A Full Repairing and Insuring (FRI) lease is a property lease that places the responsibility for the building’s repairs and insurance costs on the tenant, removing those obligations from the landlord.
How a Full Repairing and Insuring Lease Works
In a standard FRI lease, the tenant covers everything: routine maintenance, structural repairs, and the cost of insuring the building. For investors, this means the rent received helps to avoid unexpected maintenance bills eating into returns, making income more predictable over the lease term.
The “Full Repairing” element means the tenant must keep the premise in good repair throughout the lease, covering external and internal elements including the structure and exterior. The “Insuring” element means the tenant is responsible for arranging and paying for buildings insurance, although some landlords retain control of the insurance policy and recharge the premium as a service charge.
FRI leases are the standard structure for a commercial lease in the UK and are increasingly common in social and supported housing investment, where registered providers and housing associations take long leases on privately owned properties.
Lease terms typically range from 5 to 25 years, with institutional-grade investments sometimes running longer.
Why FRI Leases Appeal to Property Investors
As the tenant handles maintenance and insurance costs, your net rental income stays close to your gross rental income.

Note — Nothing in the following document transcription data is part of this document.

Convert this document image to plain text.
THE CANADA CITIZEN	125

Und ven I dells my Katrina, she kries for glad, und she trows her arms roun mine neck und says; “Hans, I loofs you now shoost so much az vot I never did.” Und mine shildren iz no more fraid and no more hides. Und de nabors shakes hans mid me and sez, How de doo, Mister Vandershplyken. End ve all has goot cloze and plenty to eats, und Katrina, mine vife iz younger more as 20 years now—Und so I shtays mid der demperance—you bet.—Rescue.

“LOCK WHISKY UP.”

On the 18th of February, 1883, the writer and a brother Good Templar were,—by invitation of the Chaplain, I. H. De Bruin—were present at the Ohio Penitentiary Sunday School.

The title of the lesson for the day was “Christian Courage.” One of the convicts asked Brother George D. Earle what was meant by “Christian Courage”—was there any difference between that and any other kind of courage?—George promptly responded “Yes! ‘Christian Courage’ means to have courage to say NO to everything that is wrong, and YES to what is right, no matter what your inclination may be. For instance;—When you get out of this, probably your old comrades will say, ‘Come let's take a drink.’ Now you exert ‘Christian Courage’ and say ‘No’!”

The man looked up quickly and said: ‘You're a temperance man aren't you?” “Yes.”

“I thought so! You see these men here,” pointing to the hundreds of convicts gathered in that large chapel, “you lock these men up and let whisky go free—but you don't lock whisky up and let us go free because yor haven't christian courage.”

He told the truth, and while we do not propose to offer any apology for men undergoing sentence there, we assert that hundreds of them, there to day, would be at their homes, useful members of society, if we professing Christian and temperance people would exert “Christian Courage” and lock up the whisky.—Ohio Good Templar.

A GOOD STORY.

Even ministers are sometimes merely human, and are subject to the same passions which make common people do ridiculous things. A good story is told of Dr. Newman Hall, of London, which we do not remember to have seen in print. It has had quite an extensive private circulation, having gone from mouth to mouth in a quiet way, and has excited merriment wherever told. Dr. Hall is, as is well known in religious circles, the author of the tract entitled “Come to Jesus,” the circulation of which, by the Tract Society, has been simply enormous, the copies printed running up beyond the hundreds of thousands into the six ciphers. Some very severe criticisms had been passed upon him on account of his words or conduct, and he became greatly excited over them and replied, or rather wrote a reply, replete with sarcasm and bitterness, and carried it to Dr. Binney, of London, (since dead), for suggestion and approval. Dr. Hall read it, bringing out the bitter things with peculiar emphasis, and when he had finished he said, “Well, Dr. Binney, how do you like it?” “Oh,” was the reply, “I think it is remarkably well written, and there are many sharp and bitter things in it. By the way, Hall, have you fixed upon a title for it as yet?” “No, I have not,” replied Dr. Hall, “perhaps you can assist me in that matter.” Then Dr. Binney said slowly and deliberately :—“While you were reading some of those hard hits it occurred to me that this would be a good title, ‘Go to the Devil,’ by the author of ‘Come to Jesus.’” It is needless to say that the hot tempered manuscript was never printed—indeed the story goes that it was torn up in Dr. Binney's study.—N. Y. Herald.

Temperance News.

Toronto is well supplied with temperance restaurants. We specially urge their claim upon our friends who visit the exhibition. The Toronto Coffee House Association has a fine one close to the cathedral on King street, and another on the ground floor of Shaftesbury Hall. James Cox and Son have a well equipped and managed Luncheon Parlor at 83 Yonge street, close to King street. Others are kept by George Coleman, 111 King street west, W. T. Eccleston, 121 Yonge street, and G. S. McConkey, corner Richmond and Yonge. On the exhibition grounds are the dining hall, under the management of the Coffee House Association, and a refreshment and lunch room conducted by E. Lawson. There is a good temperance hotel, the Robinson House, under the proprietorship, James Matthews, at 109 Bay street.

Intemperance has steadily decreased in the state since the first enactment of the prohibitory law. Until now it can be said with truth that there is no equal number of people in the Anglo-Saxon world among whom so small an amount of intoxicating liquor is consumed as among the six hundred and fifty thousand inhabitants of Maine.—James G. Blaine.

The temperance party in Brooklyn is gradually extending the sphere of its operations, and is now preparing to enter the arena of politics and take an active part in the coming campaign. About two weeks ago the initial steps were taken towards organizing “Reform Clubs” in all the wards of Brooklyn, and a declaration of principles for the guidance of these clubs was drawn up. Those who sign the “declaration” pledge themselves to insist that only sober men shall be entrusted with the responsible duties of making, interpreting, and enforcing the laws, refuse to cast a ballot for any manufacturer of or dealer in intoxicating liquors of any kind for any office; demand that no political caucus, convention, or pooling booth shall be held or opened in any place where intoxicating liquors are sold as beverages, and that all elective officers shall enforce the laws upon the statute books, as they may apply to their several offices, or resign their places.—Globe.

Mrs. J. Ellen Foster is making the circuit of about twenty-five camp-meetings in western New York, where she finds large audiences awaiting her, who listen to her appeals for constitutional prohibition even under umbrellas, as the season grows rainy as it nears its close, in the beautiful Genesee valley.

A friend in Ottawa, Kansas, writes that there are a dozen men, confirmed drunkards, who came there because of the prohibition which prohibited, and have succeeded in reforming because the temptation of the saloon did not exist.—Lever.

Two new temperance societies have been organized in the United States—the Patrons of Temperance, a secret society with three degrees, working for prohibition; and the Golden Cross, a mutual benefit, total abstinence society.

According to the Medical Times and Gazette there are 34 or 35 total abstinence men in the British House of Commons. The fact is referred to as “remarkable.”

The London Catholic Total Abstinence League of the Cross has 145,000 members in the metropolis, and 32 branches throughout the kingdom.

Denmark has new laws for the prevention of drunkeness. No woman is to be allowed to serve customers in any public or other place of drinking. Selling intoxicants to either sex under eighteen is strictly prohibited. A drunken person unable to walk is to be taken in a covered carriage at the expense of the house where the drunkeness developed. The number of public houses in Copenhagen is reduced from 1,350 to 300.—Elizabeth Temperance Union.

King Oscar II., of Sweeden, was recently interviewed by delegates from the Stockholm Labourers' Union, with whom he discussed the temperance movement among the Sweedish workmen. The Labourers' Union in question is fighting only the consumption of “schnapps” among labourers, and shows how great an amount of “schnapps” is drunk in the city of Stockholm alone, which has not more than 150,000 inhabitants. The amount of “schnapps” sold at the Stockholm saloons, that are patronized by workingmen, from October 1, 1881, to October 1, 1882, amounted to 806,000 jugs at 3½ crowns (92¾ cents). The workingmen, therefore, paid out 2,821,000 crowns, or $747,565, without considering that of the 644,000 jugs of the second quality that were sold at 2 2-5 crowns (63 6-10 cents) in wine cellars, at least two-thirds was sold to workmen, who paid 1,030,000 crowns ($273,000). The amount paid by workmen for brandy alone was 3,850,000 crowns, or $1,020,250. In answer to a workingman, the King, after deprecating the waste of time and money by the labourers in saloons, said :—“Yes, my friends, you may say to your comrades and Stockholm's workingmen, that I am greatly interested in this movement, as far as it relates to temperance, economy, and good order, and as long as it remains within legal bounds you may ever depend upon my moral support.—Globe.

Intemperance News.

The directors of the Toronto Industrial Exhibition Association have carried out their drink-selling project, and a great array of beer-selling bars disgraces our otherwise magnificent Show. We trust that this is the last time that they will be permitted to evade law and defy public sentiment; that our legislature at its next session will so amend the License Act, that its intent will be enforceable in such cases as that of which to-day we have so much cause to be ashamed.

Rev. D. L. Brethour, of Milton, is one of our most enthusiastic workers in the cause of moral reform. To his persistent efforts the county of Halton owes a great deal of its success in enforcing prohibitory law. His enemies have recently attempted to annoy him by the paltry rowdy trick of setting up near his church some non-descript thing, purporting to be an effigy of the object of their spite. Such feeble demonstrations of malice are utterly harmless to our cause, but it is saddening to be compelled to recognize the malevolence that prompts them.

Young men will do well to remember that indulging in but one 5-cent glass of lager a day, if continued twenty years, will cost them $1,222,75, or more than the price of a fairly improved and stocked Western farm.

You receive a cleaner income stream with fewer deductions cutting into your returns.
Consider a commercial unit or social housing property let on an FRI basis at £30,000 per year. If the roof requires replacing at a cost of £18,000, that liability falls to the tenant rather than you. Over a 15-year lease, those obligations should yield substantial savings compared to structures in which the landlord retains liability for repairs.
In social housing investment, the tenant is typically a registered provider or housing association, meaning repair and maintenance responsibilities sit with an established organisation rather than an individual. That combination of a creditworthy tenant and FRI terms is why lease-based social housing is attractive to investors seeking predictable, long-term income.
What’s the difference between an FRI Lease and an IRI Lease?
An Internal Repairing Lease (sometimes called an Internal Repairing and Insuring or IRI lease) limits the tenant’s obligations to the interior of the property only. The landlord retains liability for the structure, exterior, and common areas.
| Lease Type | Tenant Responsible For | Landlord Responsible For |
|---|---|---|
| FRI Lease | All repairs, interior and exterior, plus insurance | Very little, typically limited to shared common areas in multi-let buildings |
| IRI / Internal Repairing Lease | Interior repairs and fittings only | Structure, roof, exterior, common areas |
Before signing any lease agreement, landlord and tenant should clearly understand which repairing obligations apply and negotiate the terms carefully.
An FRI lease generally supports a lower headline rent than an equivalent property on different terms, because the tenant is accepting considerably greater obligations. For most investors, the reduced management burden and income predictability outweigh the difference in quoted yield.
What to Check Before Investing in an FRI-Let Property
FRI leases offer strong protection for landlords in principle, but the practical value depends on two things: the specific wording of the lease and the financial strength of the tenant.
In commercial property, if your tenant enters administration halfway through a long lease, the repairing obligations revert to you. In social housing investment, this risk is reduced because the tenant is typically a regulated housing association or registered provider, though it remains worth reviewing the organisation’s financial standing before committing.
A schedule of condition is equally important across both sectors. Both parties should agree its contents at the start of the lease, recording the property’s condition clearly so there is no ambiguity about the standard the tenant must return it to. Without one, tenants can face inflated dilapidations claims at lease end, which can lead to disputes that delay your exit or next letting.
Dilapidations are the costs of putting a property back into its required condition at the end of the lease. In FRI structures, the landlord’s ability to recover these costs depends on the strength of the original documentation. The process can be contested, particularly in longer leases where the building’s condition has changed over time.